Randy 'The Ram' Robinson's wrestling career peaked long ago, but it peaked big. And we know why. In The Wrestler's finest scene, Mickey Rourke charms dozens of patrons at a grocery store meat counter, reminding us that he dominated the squared circle through charisma, not just muscle. But cutting meat is quiet work--too quiet for a man who misses his audience. Had Randy settled for a more stable living, right from the start, who knows how wretched he might have turned out? He might even be as pitiful as Aubrey.

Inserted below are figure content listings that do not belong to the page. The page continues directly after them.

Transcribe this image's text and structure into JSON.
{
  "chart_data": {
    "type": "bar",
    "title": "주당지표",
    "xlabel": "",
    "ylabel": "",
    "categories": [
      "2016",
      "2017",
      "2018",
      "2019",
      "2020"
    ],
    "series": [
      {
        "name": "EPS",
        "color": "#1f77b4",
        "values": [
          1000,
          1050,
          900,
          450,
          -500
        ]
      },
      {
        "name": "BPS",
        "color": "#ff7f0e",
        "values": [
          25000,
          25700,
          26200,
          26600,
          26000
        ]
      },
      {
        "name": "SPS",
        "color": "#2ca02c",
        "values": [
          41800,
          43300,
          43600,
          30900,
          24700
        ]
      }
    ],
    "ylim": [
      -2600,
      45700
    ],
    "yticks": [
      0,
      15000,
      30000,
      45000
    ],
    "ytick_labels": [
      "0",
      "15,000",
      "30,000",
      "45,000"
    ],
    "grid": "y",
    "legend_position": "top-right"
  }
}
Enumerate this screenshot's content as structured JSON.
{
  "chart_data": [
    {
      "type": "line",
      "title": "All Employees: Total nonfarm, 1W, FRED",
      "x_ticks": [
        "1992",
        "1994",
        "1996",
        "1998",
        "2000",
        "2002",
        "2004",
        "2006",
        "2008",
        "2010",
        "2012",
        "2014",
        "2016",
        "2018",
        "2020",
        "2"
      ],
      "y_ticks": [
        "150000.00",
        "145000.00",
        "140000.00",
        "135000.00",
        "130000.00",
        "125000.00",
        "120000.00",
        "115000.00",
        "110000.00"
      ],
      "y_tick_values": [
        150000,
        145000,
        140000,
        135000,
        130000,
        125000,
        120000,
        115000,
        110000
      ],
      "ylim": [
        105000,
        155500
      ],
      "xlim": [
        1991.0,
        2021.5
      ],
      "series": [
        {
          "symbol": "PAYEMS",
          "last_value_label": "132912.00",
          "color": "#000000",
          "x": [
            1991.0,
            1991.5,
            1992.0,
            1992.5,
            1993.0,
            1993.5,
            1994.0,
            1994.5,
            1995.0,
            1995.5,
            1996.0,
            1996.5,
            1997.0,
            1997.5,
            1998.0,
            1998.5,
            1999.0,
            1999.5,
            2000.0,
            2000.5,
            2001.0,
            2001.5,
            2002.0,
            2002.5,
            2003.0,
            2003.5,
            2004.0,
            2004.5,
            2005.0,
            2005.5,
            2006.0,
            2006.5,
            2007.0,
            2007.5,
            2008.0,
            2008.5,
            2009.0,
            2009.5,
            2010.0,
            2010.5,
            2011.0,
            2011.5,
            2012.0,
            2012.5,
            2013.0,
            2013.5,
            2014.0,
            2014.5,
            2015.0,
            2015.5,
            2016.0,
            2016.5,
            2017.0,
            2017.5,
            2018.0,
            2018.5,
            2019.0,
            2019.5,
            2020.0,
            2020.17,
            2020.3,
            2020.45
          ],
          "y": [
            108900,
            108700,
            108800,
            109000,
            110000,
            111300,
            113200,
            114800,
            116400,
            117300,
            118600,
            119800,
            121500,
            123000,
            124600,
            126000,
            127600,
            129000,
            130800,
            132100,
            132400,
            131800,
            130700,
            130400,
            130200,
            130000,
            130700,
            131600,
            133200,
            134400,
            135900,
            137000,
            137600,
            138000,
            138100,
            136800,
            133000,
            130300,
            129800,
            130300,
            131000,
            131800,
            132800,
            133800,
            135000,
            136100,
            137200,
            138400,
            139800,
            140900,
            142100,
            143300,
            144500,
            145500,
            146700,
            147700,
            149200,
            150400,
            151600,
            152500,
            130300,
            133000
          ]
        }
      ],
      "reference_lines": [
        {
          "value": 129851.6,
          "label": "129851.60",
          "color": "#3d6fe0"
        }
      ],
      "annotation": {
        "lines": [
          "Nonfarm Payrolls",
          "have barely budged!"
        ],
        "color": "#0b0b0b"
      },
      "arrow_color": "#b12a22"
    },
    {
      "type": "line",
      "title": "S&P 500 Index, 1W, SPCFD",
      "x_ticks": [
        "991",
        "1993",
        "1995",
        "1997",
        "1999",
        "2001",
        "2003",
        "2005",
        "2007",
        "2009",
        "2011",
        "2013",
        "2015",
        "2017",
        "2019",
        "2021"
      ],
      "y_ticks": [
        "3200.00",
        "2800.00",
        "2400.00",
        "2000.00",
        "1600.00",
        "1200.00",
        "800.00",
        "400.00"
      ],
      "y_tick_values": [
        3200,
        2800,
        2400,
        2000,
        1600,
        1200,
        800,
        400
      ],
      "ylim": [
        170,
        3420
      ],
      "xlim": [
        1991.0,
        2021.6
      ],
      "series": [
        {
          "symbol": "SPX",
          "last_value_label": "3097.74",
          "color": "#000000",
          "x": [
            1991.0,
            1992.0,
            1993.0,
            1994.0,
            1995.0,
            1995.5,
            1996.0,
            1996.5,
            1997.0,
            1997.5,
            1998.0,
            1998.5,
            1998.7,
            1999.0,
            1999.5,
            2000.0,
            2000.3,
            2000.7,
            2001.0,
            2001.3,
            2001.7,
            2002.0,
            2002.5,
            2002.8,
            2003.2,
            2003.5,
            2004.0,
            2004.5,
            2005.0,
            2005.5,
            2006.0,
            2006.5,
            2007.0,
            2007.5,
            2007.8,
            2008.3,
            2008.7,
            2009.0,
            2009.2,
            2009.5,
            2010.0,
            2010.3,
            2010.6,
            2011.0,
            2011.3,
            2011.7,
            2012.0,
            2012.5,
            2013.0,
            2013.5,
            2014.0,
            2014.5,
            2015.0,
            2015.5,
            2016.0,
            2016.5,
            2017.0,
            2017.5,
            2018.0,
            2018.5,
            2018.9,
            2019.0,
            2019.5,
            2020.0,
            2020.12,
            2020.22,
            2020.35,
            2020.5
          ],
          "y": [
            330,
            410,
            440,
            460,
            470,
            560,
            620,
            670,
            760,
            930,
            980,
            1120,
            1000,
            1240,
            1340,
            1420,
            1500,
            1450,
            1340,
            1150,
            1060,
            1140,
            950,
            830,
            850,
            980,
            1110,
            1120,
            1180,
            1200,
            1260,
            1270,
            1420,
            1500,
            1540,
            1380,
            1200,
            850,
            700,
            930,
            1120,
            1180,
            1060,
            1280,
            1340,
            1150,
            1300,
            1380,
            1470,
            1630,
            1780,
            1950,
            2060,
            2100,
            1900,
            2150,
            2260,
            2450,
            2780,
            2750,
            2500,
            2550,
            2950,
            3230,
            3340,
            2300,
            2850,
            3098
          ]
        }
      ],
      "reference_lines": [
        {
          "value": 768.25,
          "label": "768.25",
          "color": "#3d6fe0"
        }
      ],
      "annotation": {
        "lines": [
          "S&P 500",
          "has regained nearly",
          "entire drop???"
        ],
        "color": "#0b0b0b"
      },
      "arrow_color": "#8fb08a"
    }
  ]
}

Aubrey is a big man in a small room; a would-be mover and shaker with the desire for greatness and perhaps, the talent to achieve it. The 'perhaps' is what tortures him. Aubrey (Ford Sterling) is a fraud who justifies his fraudulence because it is a means to an end. He has real achievements: a decent desk job and a wife who loves him; but their blandness makes his ambitions seem all the more ridiculous. Randy, at least, was 'The Wrestler'; Aubrey's just 'The Show Off.'
The Show Off is more comic than The Wrestler, but both films ask serious questions about the pursuit of greatness. We wonder how many good things a man is willing to destroy in order to be great; then we wonder whether a great man is synonymous with an admired one. Finally, we ask whether Randy and Aubrey, as likeable and talented as they are, can be great at all. Maybe they aren't even good.